A Palermo, con grande chiarezza, si è affermata una via per reagire al rischio di essere spaventati e pessimisti di fronte al futuro del mondo. Nel dialogo sincero, vissuto senza l'illusione di essere tutti uguali, consapevole delle diversità, si è trovata la strada per disarmare i cuori e preparare un futuro più pacifico per il mondo. Diceva Andrea Riccardi nell'introdurre il convegno: "Cosa sarebbe il mondo se non ci fosse stato il dialogo? Le reti tese dal dialogo, proteggono i cuori dal cadere nel baratro della diffidenza o della violenza. Ma anche difendono da quel rischio che si cela nel cuore di ogni uomo e di ogni comunità, che è vivere per se stessa".
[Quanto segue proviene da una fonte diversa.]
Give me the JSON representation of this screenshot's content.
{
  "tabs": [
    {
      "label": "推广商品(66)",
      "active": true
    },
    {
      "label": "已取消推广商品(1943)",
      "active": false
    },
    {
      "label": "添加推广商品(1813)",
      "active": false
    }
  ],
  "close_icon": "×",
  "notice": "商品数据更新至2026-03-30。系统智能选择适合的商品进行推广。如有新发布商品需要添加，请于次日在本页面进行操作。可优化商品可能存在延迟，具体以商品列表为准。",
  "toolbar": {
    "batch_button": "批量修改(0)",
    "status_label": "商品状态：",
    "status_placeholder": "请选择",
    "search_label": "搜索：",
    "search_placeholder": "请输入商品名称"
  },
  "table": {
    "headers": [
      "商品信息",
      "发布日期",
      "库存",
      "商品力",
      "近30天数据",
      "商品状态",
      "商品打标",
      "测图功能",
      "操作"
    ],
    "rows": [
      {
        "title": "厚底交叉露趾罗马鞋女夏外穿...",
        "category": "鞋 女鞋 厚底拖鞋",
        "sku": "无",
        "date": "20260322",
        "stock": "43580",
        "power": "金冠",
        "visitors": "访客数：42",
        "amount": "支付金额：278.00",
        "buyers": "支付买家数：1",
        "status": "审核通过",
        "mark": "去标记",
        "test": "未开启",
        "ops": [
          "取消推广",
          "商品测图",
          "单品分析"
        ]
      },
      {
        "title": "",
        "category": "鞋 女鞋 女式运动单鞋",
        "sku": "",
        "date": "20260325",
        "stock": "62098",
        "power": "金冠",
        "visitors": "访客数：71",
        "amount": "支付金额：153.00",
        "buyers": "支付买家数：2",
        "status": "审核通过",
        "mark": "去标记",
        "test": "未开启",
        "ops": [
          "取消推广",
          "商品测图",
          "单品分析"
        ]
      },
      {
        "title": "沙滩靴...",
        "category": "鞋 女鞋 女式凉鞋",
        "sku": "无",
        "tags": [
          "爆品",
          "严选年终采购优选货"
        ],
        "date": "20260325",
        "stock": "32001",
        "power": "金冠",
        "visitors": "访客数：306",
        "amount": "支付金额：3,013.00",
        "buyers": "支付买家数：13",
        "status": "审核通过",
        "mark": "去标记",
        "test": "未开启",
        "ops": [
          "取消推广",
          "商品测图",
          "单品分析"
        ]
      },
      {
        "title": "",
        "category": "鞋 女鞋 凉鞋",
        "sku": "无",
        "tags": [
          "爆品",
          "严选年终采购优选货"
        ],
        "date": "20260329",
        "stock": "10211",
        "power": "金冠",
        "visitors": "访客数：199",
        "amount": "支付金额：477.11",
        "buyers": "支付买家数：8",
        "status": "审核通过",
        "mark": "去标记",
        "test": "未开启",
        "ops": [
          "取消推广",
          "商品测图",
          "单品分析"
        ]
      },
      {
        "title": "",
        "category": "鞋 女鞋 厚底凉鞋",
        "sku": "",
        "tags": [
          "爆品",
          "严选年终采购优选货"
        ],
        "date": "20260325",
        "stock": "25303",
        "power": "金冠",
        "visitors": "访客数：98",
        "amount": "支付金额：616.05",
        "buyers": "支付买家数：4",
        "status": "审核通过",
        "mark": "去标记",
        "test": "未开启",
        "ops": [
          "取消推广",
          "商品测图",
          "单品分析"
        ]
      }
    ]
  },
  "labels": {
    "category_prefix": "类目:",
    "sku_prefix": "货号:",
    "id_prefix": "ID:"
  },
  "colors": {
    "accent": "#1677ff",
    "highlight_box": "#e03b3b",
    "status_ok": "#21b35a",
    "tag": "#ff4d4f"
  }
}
Lo spirito di dialogo, insomma, non è finito. Non è morto con l'11 settembre, non si è spento in tante situazioni di tensione, non ha perso valore in qualche esperienza di confusione. A partire da Assisi le religioni, attraverso il dialogo, hanno fatto salire dal profondo, genuinamente e con convinzione, il loro messaggio di pace. E così questo incontro in terra di Sicilia ha arricchito di luce e di colore - anche per la bella accoglienza della Chiesa di Palermo - l'immagine rappresentata dalla storica giornata mondiale di preghiera per la Pace di Assisi. Si sono indicate le vie della misteriosa unità del genere umano e le risorse per vivere la coabitazione pacifica dei popoli e dei gruppi. Amicizia, conoscenza, stima reciproca, dialogo sono stati il collante dell'immagine di un mondo in cui sia bandito il demone del conflitto. È emerso a Palermo, una volta di più, come la forza dei credenti non è fatta di arroganza, ma di santità e sapienza: è la forza interiore di chi, al di là degli avvenimenti più o meno difficili, sa indicare la via del bene. Allo stesso tempo si è presa sempre più coscienza che le responsabilità dei credenti sono cresciute e sono ormai verso tutti, non solo verso la propria comunità religiosa. La voce del Papa è risuonata in questo senso con grande chiarezza nel richiamare i credenti alla forza della fede: "L'urgenza del momento ricorda all'umanità che solo nel volto di Dio possiamo trovare la ragione della nostra esistenza e la radice della nostra speranza".